Wednesday, October 10, 2012

Mengemas Tradisi Sosial Nan Tercecer

maninjau-mesjid-sastra-minang-modern-blogspot-dot-com
Dulu Minangkabau kental dengan seni dan tradisi lisannya. Kaba, petatah-petitih, pantun adalah contohnya. Ia sekaligus menjadi media pentransformasian keilmuan dan kearifan lokal dari generasi tua ke generasi muda. 

Setelah masuk dan berkembangnya agama Islam, tradisi lisan yang berkembang di Minangkabau telah digeser oleh tradisi tulis.  Para ulama mulai menuangkan semua ajaran dan faham mereka ke atas kertas. Kagiatan ini berlansung di surau-surau tradisional atau di surau-surau tarekat.

Kegiatan penulisan ini dilakukan dalam upaya membumikan ajaran dan pemikiran mereka agar isinya dapat dinikmati bahkan dipelajari oleh generasi jauh di depannya. Dengan demikinan ajaran itu tidak hilang dengan cepat secepat para guru itu di dunia ini.
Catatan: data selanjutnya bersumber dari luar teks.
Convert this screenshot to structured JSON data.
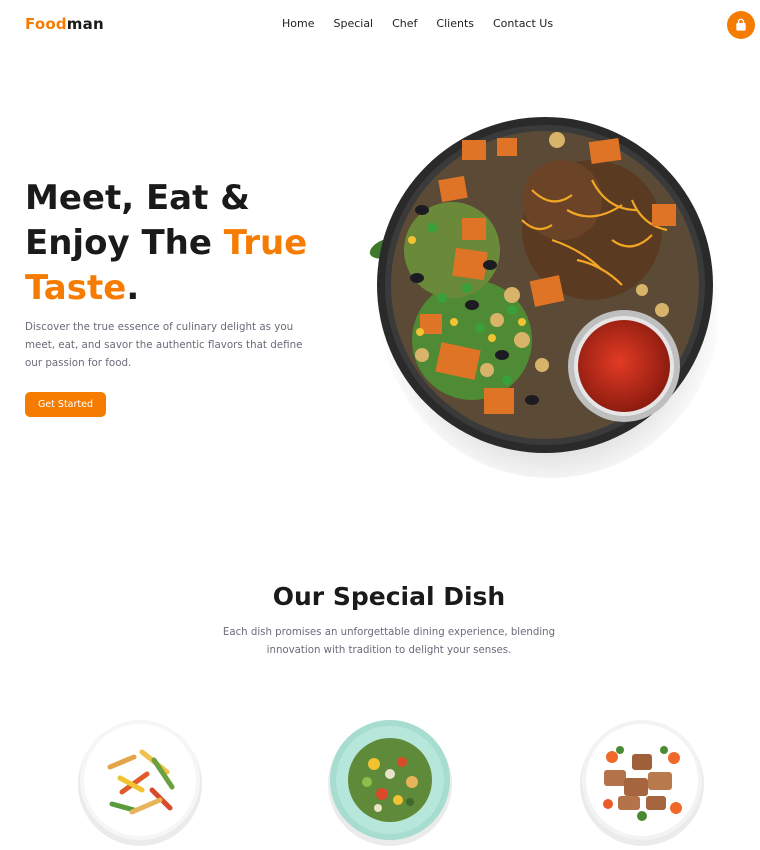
{
  "nav": {
    "logo_accent": "Food",
    "logo_rest": "man",
    "links": [
      "Home",
      "Special",
      "Chef",
      "Clients",
      "Contact Us"
    ],
    "cart_icon": "shopping-bag-icon"
  },
  "hero": {
    "title_line1": "Meet, Eat &",
    "title_line2_plain": "Enjoy The ",
    "title_line2_accent": "True",
    "title_line3_accent": "Taste",
    "title_line3_plain": ".",
    "description": "Discover the true essence of culinary delight as you meet, eat, and savor the authentic flavors that define our passion for food.",
    "cta_label": "Get Started"
  },
  "special": {
    "title": "Our Special Dish",
    "description": "Each dish promises an unforgettable dining experience, blending innovation with tradition to delight your senses."
  },
  "colors": {
    "accent": "#f57c00",
    "text_dark": "#1a1a1a",
    "text_muted": "#6b6b7a"
  }
}
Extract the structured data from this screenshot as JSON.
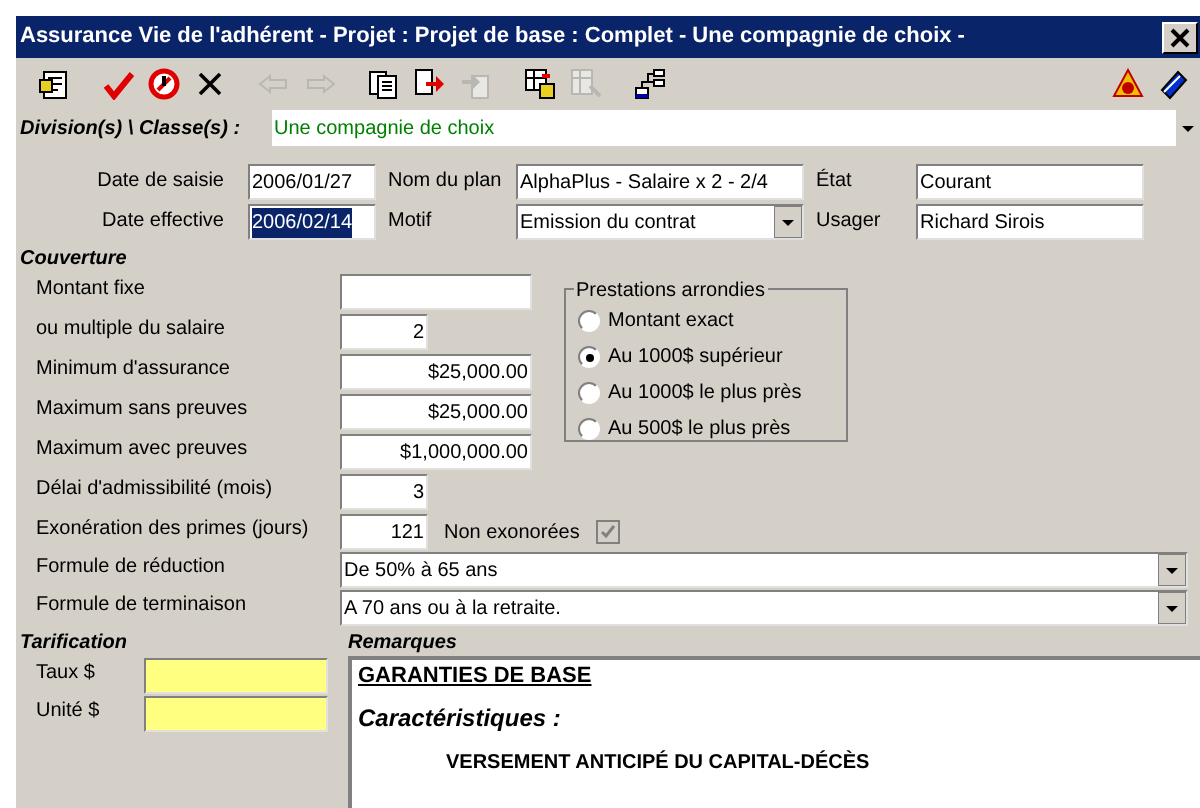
{
  "window": {
    "title": "Assurance Vie de l'adhérent - Projet : Projet de base : Complet - Une compagnie de choix -"
  },
  "toolbar": {
    "left_groups": [
      [
        {
          "kind": "notes",
          "disabled": false
        }
      ],
      [
        {
          "kind": "check",
          "disabled": false
        },
        {
          "kind": "stop",
          "disabled": false
        },
        {
          "kind": "cross",
          "disabled": false
        }
      ],
      [
        {
          "kind": "left",
          "disabled": true
        },
        {
          "kind": "right",
          "disabled": true
        }
      ],
      [
        {
          "kind": "pages",
          "disabled": false
        },
        {
          "kind": "export",
          "disabled": false
        },
        {
          "kind": "import",
          "disabled": true
        }
      ],
      [
        {
          "kind": "gridout",
          "disabled": false
        },
        {
          "kind": "gridin",
          "disabled": true
        }
      ],
      [
        {
          "kind": "tree",
          "disabled": false
        }
      ]
    ],
    "right": [
      {
        "kind": "help",
        "disabled": false
      },
      {
        "kind": "book",
        "disabled": false
      }
    ]
  },
  "division": {
    "label": "Division(s) \\ Classe(s) :",
    "value": "Une compagnie de choix"
  },
  "header_fields": [
    {
      "label": "Date de saisie",
      "value": "2006/01/27",
      "selected": false
    },
    {
      "label": "Nom du plan",
      "value": "AlphaPlus - Salaire x 2 - 2/4",
      "kind": "text"
    },
    {
      "label": "État",
      "value": "Courant"
    },
    {
      "label": "Date effective",
      "value": "2006/02/14",
      "selected": true
    },
    {
      "label": "Motif",
      "value": "Emission du contrat",
      "kind": "dropdown"
    },
    {
      "label": "Usager",
      "value": "Richard Sirois"
    }
  ],
  "coverage": {
    "title": "Couverture",
    "fields": [
      {
        "label": "Montant fixe",
        "wide": true
      },
      {
        "label": "ou multiple du salaire",
        "value": "2",
        "wide": false
      },
      {
        "label": "Minimum d'assurance",
        "value": "$25,000.00",
        "wide": true
      },
      {
        "label": "Maximum sans preuves",
        "value": "$25,000.00",
        "wide": true
      },
      {
        "label": "Maximum avec preuves",
        "value": "$1,000,000.00",
        "wide": true
      },
      {
        "label": "Délai d'admissibilité (mois)",
        "value": "3",
        "wide": false
      },
      {
        "label": "Exonération des primes (jours)",
        "value": "121",
        "wide": false
      }
    ],
    "non_exonerees": {
      "label": "Non exonorées",
      "checked": true,
      "disabled": true
    },
    "rounding": {
      "title": "Prestations arrondies",
      "options": [
        {
          "label": "Montant exact",
          "selected": false
        },
        {
          "label": "Au 1000$ supérieur",
          "selected": true
        },
        {
          "label": "Au 1000$ le plus près",
          "selected": false
        },
        {
          "label": "Au 500$ le plus près",
          "selected": false
        }
      ]
    },
    "formulas": [
      {
        "label": "Formule de réduction",
        "value": "De 50% à 65 ans"
      },
      {
        "label": "Formule de terminaison",
        "value": "A 70 ans ou à la retraite."
      }
    ]
  },
  "pricing": {
    "title": "Tarification",
    "fields": [
      {
        "label": "Taux $"
      },
      {
        "label": "Unité $"
      }
    ]
  },
  "remarks": {
    "title": "Remarques",
    "blocks": [
      {
        "kind": "heading",
        "text": "GARANTIES DE BASE"
      },
      {
        "kind": "subheading",
        "text": "Caractéristiques :"
      },
      {
        "kind": "item",
        "text": "VERSEMENT ANTICIPÉ DU CAPITAL-DÉCÈS"
      }
    ]
  }
}
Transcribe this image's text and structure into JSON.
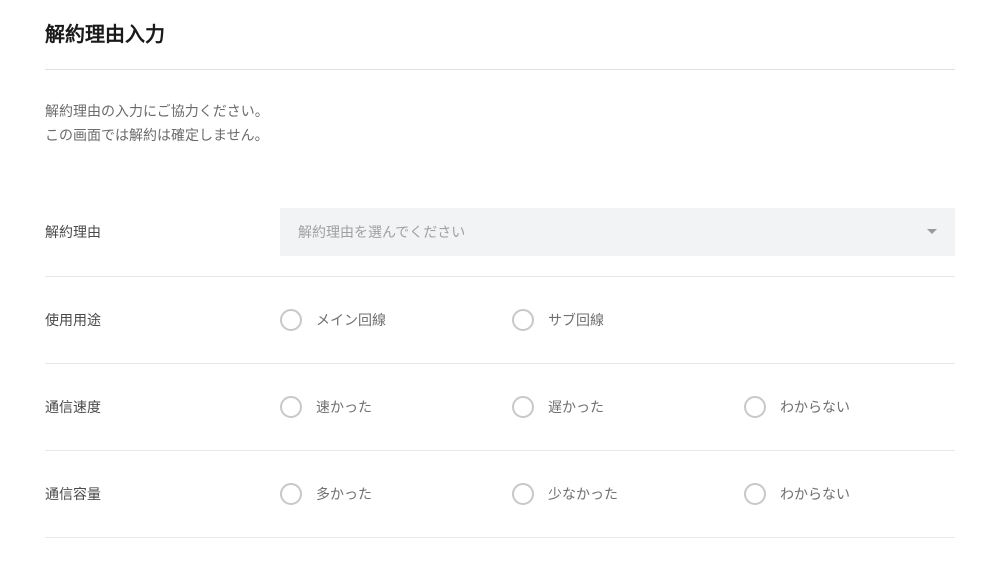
{
  "title": "解約理由入力",
  "description": {
    "line1": "解約理由の入力にご協力ください。",
    "line2": "この画面では解約は確定しません。"
  },
  "reason_select": {
    "label": "解約理由",
    "placeholder": "解約理由を選んでください"
  },
  "usage": {
    "label": "使用用途",
    "options": {
      "main": "メイン回線",
      "sub": "サブ回線"
    }
  },
  "speed": {
    "label": "通信速度",
    "options": {
      "fast": "速かった",
      "slow": "遅かった",
      "unknown": "わからない"
    }
  },
  "capacity": {
    "label": "通信容量",
    "options": {
      "much": "多かった",
      "little": "少なかった",
      "unknown": "わからない"
    }
  }
}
Dua tradisi di atas telah memperkaya khasanah tradisi di Minangkabau. dan kedua-duanya sudah menjadi bagian masa lalu yang indah. Hanya bisa dibanggakan namun, tak dapat lagi dijumpai dengan mudah. Tradisi bakaba hilang seolah ditelan malam. 

Dendang tukang kaba serasa terngiang indah. Mendayu di ruang waktu. Ibarat kekasih yang pergi merantau, jauh di seberang lautan Hindia. Suaranya serasa sayup-sayup sampai, membuat kerinduan makin mendalam.  
Lain lagi dengan tradisi tulis. 

Penulisan yang dilakukan dengan bahasa Arab dan Arab Melayu, perlahan kehilangan rasa dan makna. Seiring perginya para guru dan generasi yang bisa membaca dua bahasa itu. Stagnannya perkambangan tradisi tulis ini terjadi setelah peristiwa pemberontakan PRRI tahun 1958

Pada saat itu para laki-laki banyak yang merantau atau mengungsi ke hutan-hutan untuk menghindari kekuatan kontrol negara. Pada periode inilah surau-surau sebagai tempat berkembangnya ajaran islam dan tradisi tulis ”roboh” satu persatu. Surau menjadi kosong.

Setelah pergolakan itu meredam dan selesai, para perantau membawa tradisi baru. Sebuah tradisi yang didapatnya di negri orang. Kebiasaan dan gaya hidup yang jauh berbeda dari tradisi Minangkabau. Orang menyebutnya dengan tradisi modern

Di mana segala faham berkiblatkan barat. Salah satunya adalah mengenai pemanfaatan teknologi. Mesin tik, selanjtnya kompoter, telah menggairahkan ”tradisi ketik”.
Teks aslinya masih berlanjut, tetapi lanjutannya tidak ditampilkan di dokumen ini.